A swimming pool makes a great addition to any house. There are ordinances and building codes that must be met when having a swimming pool. One of the most important questions a home owner should ask themselves is, “is my pool safe?” There are hundreds and thousands of pool injuries and drowning incidents every year across the country. Many accidents can be prevented with the proper safety measures.

Does your pool have a fence or a pool cover? Investing in a pool cover could be very valuable when you are not using your pool. It could help prevent injuries and save lives. Installing a fence around the pool can help keep small children or animals out of the pool and to prevent further injury. The width of the fence is important to keep small children from squeezing through. Some fenceless neighborhoods will even require you to put up a lockable fence around your pool for liability reasons.
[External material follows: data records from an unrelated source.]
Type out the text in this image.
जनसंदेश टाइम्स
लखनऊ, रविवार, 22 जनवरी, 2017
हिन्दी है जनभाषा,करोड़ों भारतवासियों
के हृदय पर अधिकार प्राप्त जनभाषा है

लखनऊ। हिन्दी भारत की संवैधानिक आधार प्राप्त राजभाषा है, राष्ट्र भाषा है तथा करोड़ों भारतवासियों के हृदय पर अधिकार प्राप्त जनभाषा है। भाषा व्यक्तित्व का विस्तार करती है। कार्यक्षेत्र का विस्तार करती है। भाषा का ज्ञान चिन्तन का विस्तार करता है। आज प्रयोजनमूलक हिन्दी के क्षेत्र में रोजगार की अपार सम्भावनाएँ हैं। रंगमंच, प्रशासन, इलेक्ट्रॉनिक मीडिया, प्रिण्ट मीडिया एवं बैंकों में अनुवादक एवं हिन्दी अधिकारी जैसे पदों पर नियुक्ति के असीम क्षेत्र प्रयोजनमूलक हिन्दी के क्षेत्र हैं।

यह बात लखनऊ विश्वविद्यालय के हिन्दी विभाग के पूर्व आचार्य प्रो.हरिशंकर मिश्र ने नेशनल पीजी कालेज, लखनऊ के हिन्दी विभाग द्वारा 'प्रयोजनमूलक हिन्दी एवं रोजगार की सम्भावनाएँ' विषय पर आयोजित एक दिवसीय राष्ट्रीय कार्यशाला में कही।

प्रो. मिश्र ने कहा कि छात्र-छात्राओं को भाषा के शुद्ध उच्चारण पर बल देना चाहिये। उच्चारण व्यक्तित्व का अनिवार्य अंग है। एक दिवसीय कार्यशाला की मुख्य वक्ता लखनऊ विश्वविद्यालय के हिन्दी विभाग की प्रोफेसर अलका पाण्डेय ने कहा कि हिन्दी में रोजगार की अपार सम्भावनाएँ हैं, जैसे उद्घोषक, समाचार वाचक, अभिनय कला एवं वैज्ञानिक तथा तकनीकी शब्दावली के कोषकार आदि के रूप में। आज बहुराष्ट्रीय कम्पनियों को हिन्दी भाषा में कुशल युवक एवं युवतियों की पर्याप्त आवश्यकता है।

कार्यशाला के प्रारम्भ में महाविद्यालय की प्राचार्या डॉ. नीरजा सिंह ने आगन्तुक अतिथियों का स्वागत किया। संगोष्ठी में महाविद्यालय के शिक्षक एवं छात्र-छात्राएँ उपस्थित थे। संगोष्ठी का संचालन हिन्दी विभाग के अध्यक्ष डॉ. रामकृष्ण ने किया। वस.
It is important to keep lifesaving flotation devices all throughout the area and a pool hook nearby to helping in a rescue situation. Always have a first aid kit on hand when children and adults are using the pool in case of an emergency. Always put in “No Diving” signs on the pool walls to prevent diving accidents in shallow water.

Another important thing is to remove all pool toys and devices at the end of the day so curious children do not go into the pool unsupervised. Remember to cover the pool and lock the fence at the end of the day.

 

By following these simple measures your family and friends will have an amazing summer with some very wonderful memories around the pool. So, if you follow a few of these suggestions you will have an summer splashing around in the comfort of your own backyard.